Rory Stewart wird von vielen Experten als vernünftigster Kandidat gehandelt - und habe aus exakt diesem Grund keine Chance auf den Parteivorsitz, wie Kommentatoren einschränken. Der Entwicklungshilfeminister tourte monatelang als Chef-Cheerleader des Austrittsabkommens von Theresa May durch das Land, was ihn für viele Brexit-Anhänger bereits disqualifiziert. Eigentlich EU-Freund, akzeptiert der 46-Jährige das Ergebnis des Referendums, will aber unbedingt einen ungeregelten Austritt ohne Deal vermeiden und stattdessen eine freundschaftliche Scheidung von der Staatengemeinschaft erreichen. Er stieß die Diskussion um die Drogenvergangenheit von Politikern an, nachdem er zugab, einmal bei einer Hochzeit im Iran Opium geraucht zu haben.

Andrea Leadsom hat es wieder nicht geschafft, Premierministerin zu werden.  SN/AP
Andrea Leadsom hat es wieder nicht geschafft, Premierministerin zu werden.

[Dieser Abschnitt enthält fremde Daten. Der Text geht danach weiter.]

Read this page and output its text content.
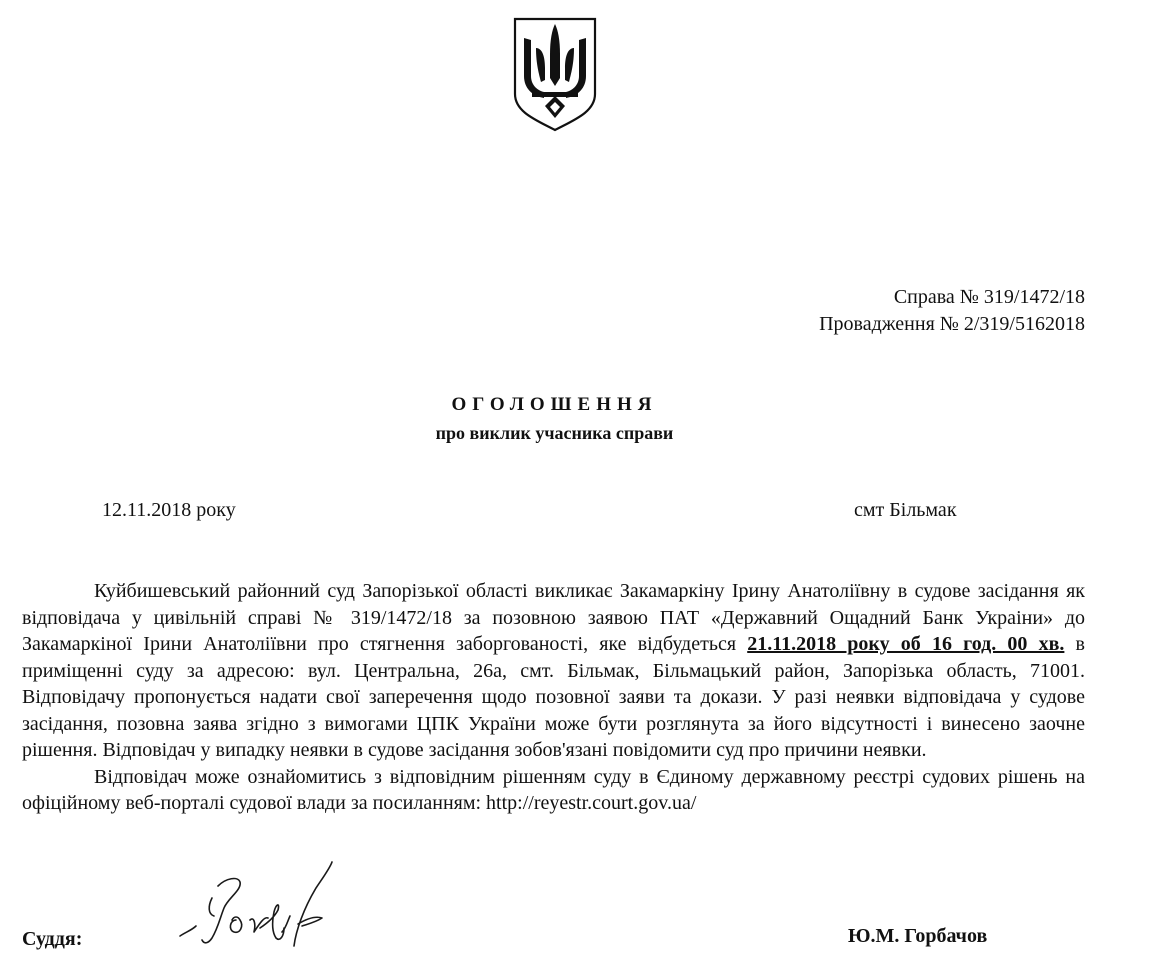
Справа № 319/1472/18
Провадження № 2/319/5162018
ОГОЛОШЕННЯ
про виклик учасника справи
12.11.2018 року	смт Більмак

Куйбишевський районний суд Запорізької області викликає Закамаркіну Ірину Анатоліївну в судове засідання як відповідача у цивільній справі № 319/1472/18 за позовною заявою ПАТ «Державний Ощадний Банк Украіни» до Закамаркіної Ірини Анатоліївни про стягнення заборгованості, яке відбудеться 21.11.2018 року об 16 год. 00 хв. в приміщенні суду за адресою: вул. Центральна, 26а, смт. Більмак, Більмацький район, Запорізька область, 71001. Відповідачу пропонується надати свої заперечення щодо позовної заяви та докази. У разі неявки відповідача у судове засідання, позовна заява згідно з вимогами ЦПК України може бути розглянута за його відсутності і винесено заочне рішення. Відповідач у випадку неявки в судове засідання зобов'язані повідомити суд про причини неявки.

Відповідач може ознайомитись з відповідним рішенням суду в Єдиному державному реєстрі судових рішень на офіційному веб-порталі судової влади за посиланням: http://reyestr.court.gov.ua/

Суддя:	Ю.М. Горбачов
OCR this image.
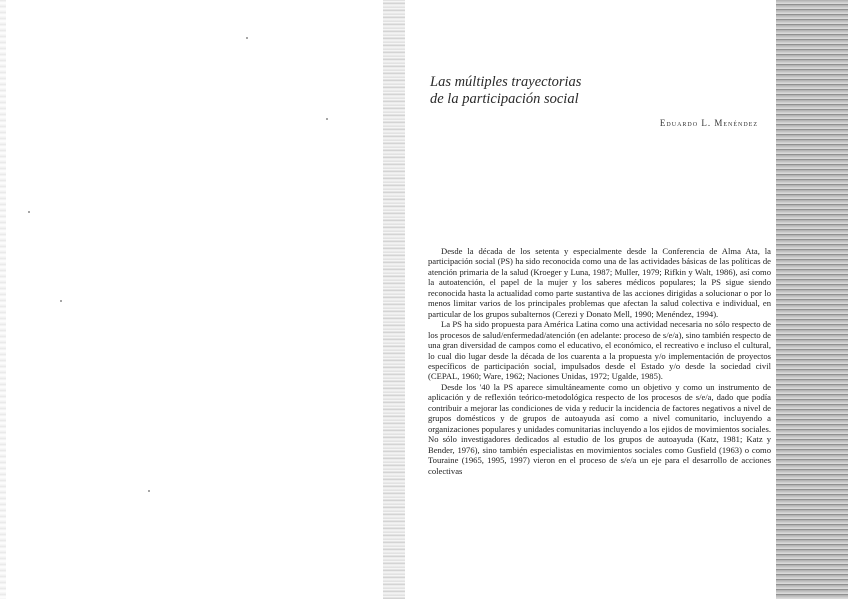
Las múltiples trayectorias
de la participación social
Eduardo L. Menéndez

Desde la década de los setenta y especialmente desde la Conferencia de Alma Ata, la participación social (PS) ha sido reconocida como una de las actividades básicas de las políticas de atención primaria de la salud (Kroeger y Luna, 1987; Muller, 1979; Rifkin y Walt, 1986), así como la autoatención, el papel de la mujer y los saberes médicos populares; la PS sigue siendo reconocida hasta la actualidad como parte sustantiva de las acciones dirigidas a solucionar o por lo menos limitar varios de los principales problemas que afectan la salud colectiva e individual, en particular de los grupos subalternos (Cerezi y Donato Mell, 1990; Menéndez, 1994).

La PS ha sido propuesta para América Latina como una actividad necesaria no sólo respecto de los procesos de salud/enfermedad/atención (en adelante: proceso de s/e/a), sino también respecto de una gran diversidad de campos como el educativo, el económico, el recreativo e incluso el cultural, lo cual dio lugar desde la década de los cuarenta a la propuesta y/o implementación de proyectos específicos de participación social, impulsados desde el Estado y/o desde la sociedad civil (CEPAL, 1960; Ware, 1962; Naciones Unidas, 1972; Ugalde, 1985).

Desde los '40 la PS aparece simultáneamente como un objetivo y como un instrumento de aplicación y de reflexión teórico-metodológica respecto de los procesos de s/e/a, dado que podía contribuir a mejorar las condiciones de vida y reducir la incidencia de factores negativos a nivel de grupos domésticos y de grupos de autoayuda así como a nivel comunitario, incluyendo a organizaciones populares y unidades comunitarias incluyendo a los ejidos de movimientos sociales. No sólo investigadores dedicados al estudio de los grupos de autoayuda (Katz, 1981; Katz y Bender, 1976), sino también especialistas en movimientos sociales como Gusfield (1963) o como Touraine (1965, 1995, 1997) vieron en el proceso de s/e/a un eje para el desarrollo de acciones colectivas
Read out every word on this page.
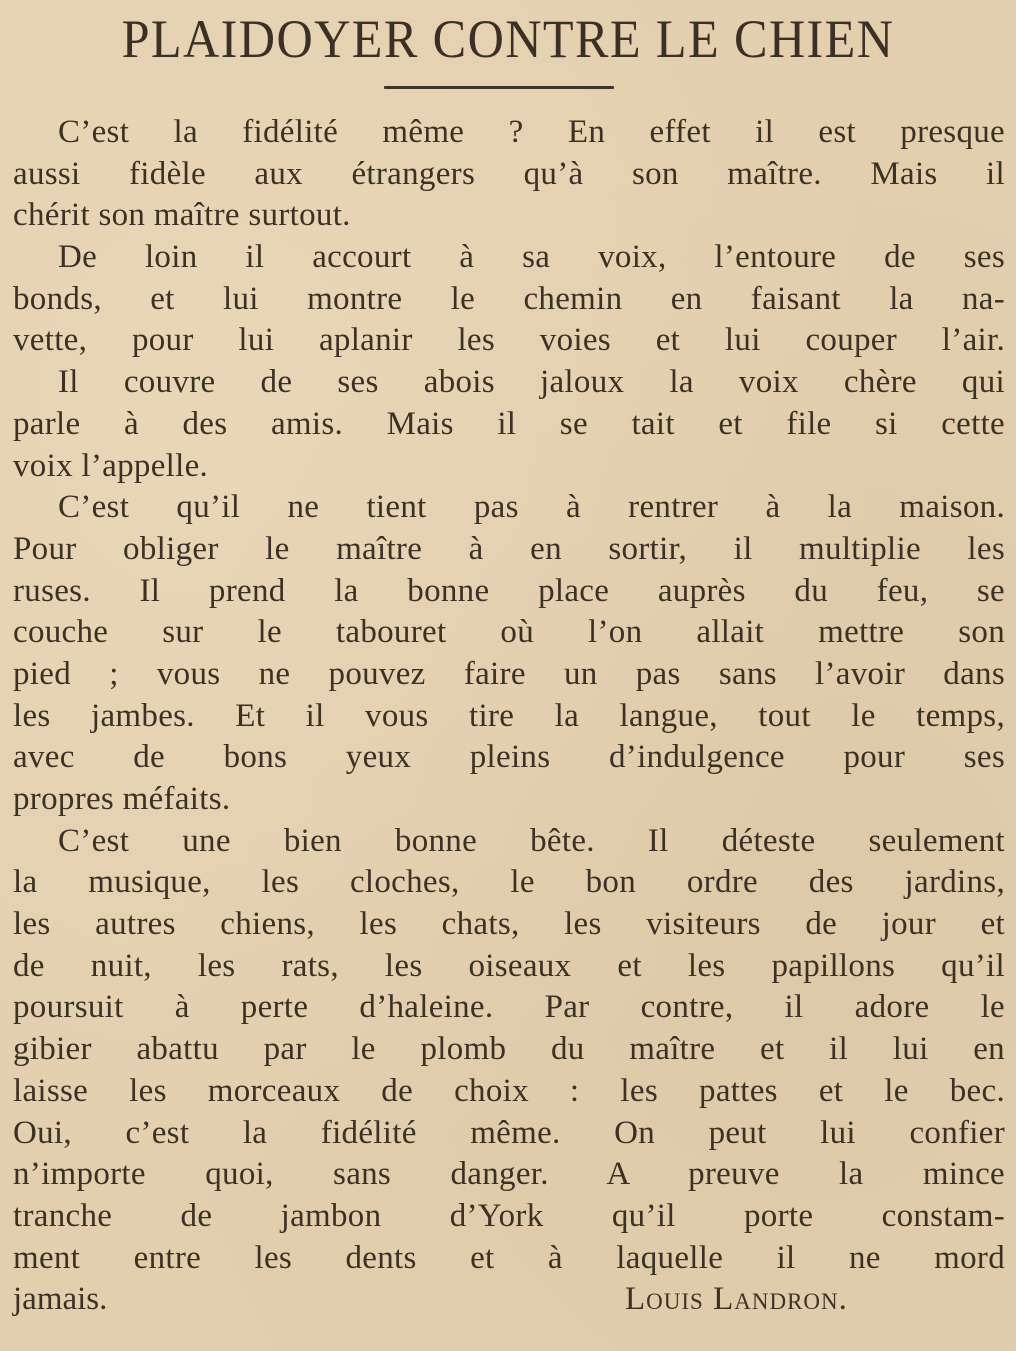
PLAIDOYER CONTRE LE CHIEN
C’est la fidélité même ? En effet il est presque
aussi fidèle aux étrangers qu’à son maître. Mais il
chérit son maître surtout.
De loin il accourt à sa voix, l’entoure de ses
bonds, et lui montre le chemin en faisant la na-
vette, pour lui aplanir les voies et lui couper l’air.
Il couvre de ses abois jaloux la voix chère qui
parle à des amis. Mais il se tait et file si cette
voix l’appelle.
C’est qu’il ne tient pas à rentrer à la maison.
Pour obliger le maître à en sortir, il multiplie les
ruses. Il prend la bonne place auprès du feu, se
couche sur le tabouret où l’on allait mettre son
pied ; vous ne pouvez faire un pas sans l’avoir dans
les jambes. Et il vous tire la langue, tout le temps,
avec de bons yeux pleins d’indulgence pour ses
propres méfaits.
C’est une bien bonne bête. Il déteste seulement
la musique, les cloches, le bon ordre des jardins,
les autres chiens, les chats, les visiteurs de jour et
de nuit, les rats, les oiseaux et les papillons qu’il
poursuit à perte d’haleine. Par contre, il adore le
gibier abattu par le plomb du maître et il lui en
laisse les morceaux de choix : les pattes et le bec.
Oui, c’est la fidélité même. On peut lui confier
n’importe quoi, sans danger. A preuve la mince
tranche de jambon d’York qu’il porte constam-
ment entre les dents et à laquelle il ne mord
jamais.	Louis Landron.
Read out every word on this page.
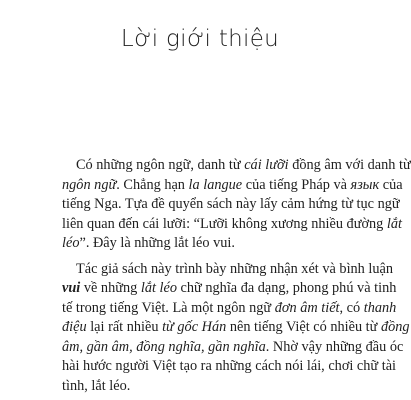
Lời giới thiệu
Có những ngôn ngữ, danh từ cái lưỡi đồng âm với danh từ
ngôn ngữ. Chẳng hạn la langue của tiếng Pháp và язык của
tiếng Nga. Tựa đề quyển sách này lấy cảm hứng từ tục ngữ
liên quan đến cái lưỡi: “Lưỡi không xương nhiều đường lắt
léo”. Đây là những lắt léo vui.
Tác giả sách này trình bày những nhận xét và bình luận
vui về những lắt léo chữ nghĩa đa dạng, phong phú và tinh
tế trong tiếng Việt. Là một ngôn ngữ đơn âm tiết, có thanh
điệu lại rất nhiều từ gốc Hán nên tiếng Việt có nhiều từ đồng
âm, gần âm, đồng nghĩa, gần nghĩa. Nhờ vậy những đầu óc
hài hước người Việt tạo ra những cách nói lái, chơi chữ tài
tình, lắt léo.
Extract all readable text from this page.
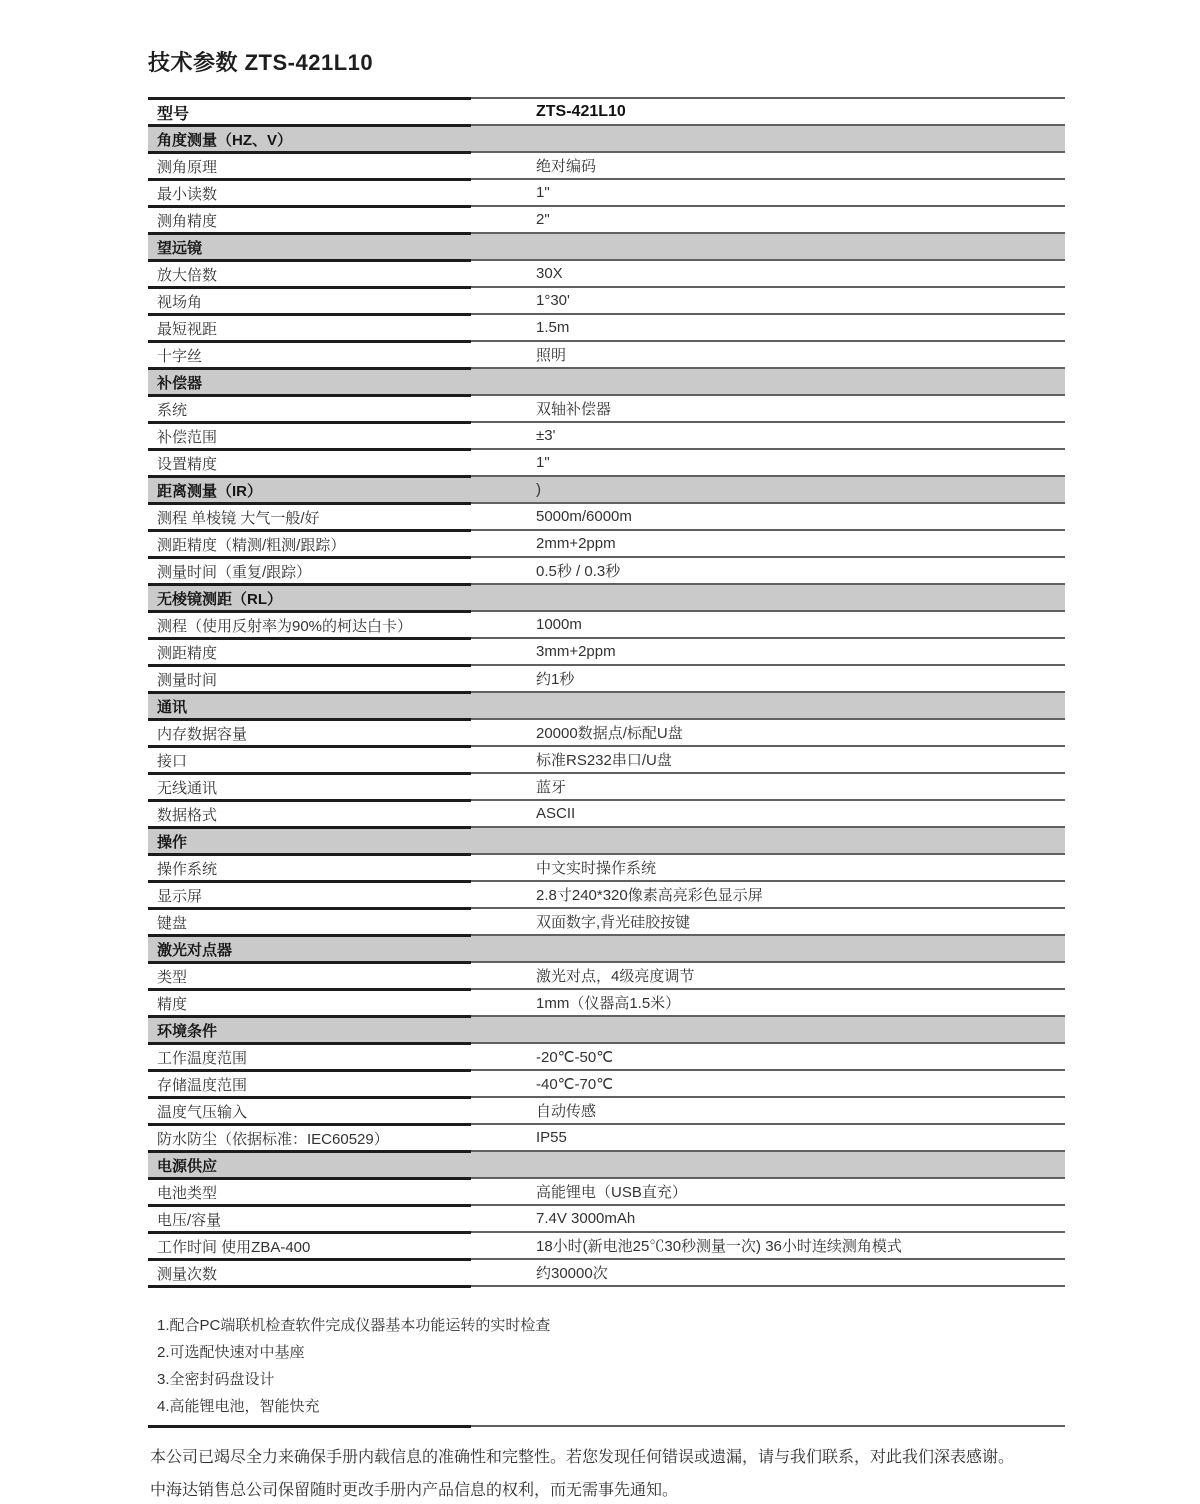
技术参数 ZTS-421L10
型号	ZTS-421L10
角度测量（HZ、V）
测角原理	绝对编码
最小读数	1"
测角精度	2"
望远镜
放大倍数	30X
视场角	1°30'
最短视距	1.5m
十字丝	照明
补偿器
系统	双轴补偿器
补偿范围	±3'
设置精度	1"
距离测量（IR）	)
测程 单棱镜 大气一般/好	5000m/6000m
测距精度（精测/粗测/跟踪）	2mm+2ppm
测量时间（重复/跟踪）	0.5秒 / 0.3秒
无棱镜测距（RL）
测程（使用反射率为90%的柯达白卡）	1000m
测距精度	3mm+2ppm
测量时间	约1秒
通讯
内存数据容量	20000数据点/标配U盘
接口	标准RS232串口/U盘
无线通讯	蓝牙
数据格式	ASCII
操作
操作系统	中文实时操作系统
显示屏	2.8寸240*320像素高亮彩色显示屏
键盘	双面数字,背光硅胶按键
激光对点器
类型	激光对点，4级亮度调节
精度	1mm（仪器高1.5米）
环境条件
工作温度范围	-20℃-50℃
存储温度范围	-40℃-70℃
温度气压输入	自动传感
防水防尘（依据标准：IEC60529）	IP55
电源供应
电池类型	高能锂电（USB直充）
电压/容量	7.4V 3000mAh
工作时间 使用ZBA-400	18小时(新电池25℃30秒测量一次) 36小时连续测角模式
测量次数	约30000次
1.配合PC端联机检查软件完成仪器基本功能运转的实时检查
2.可选配快速对中基座
3.全密封码盘设计
4.高能锂电池，智能快充
本公司已竭尽全力来确保手册内载信息的准确性和完整性。若您发现任何错误或遗漏，请与我们联系，对此我们深表感谢。
中海达销售总公司保留随时更改手册内产品信息的权利，而无需事先通知。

Nicht mehr dabei: Andrea Leadsom war auch bereits einmal da und sogar schon weiter als im weiten Feld der Kandidaten. Vor drei Jahren kam die 56-jährige Brexit-Befürworterin unter die letzten zwei - ihre Widersacherin hieß Theresa May. Nach einem mehr als ungeschickten Interview, in dem sie behauptete, sie wäre für den Posten tauglicher als May, weil sie Mutter sei, zog ein Sturm der Kritik über sie. Leadsom gab ihre Kandidatur auf. Später zeigte sie sich loyal gegenüber May, wurde Sprecherin der Fraktion, trat jedoch im Mai aus Protest gegen Mays Brexitkurs zurück.

Noch ist er der britische Gesundheitsminister: Matt Hancock.  SN/AP
Noch ist er der britische Gesundheitsminister: Matt Hancock.

Matt Hancock dürfte nach Rory Stewart am ehesten den Realitätstest in Sachen Brexit bestehen, was ihn wiederum ebenfalls zum Außenseiter im Rennen um das höchste Amt macht. Eine Scheidung ohne Austrittsabkommen lehnt der Gesundheitsminister ab und gilt auch sonst als smart und kompetent. Doch um diese Eigenschaften geht es auf der Insel in diesem Sommer nicht.

Bevor Esther McVey in die Politik ging, war sie Fernsehmoderatorin.  SN/AP
Bevor Esther McVey in die Politik ging, war sie Fernsehmoderatorin.

Nicht mehr dabei: Esther McVey lancierte ihren Wahlkampf und fand es offenbar eine gute Idee, am Rednerpult das Porträt des Tory-Urgesteins Margaret Thatcher aufzustellen. Sieht sich die 51-Jährige in der Tradition der Eisernen Lady? Viele Ideen hat die ehemalige Arbeitsministerin nicht, nur in einem Punkt ist sie klar: Am 31. Oktober soll das Königreich unter allen Umständen die EU verlassen - ob mit Deal oder ohne.

Mark Harper war bis 2005 Wirtschaftsprüfer.  SN/AP
Mark Harper war bis 2005 Wirtschaftsprüfer.

Nicht mehr dabei: Mark Harper kennt, aufgerundet, im Königreich wohl nur 0,01 Prozent der Bevölkerung. Als größter Außenseiter wurde er von der Fraktion aus dem Rennen gewählt.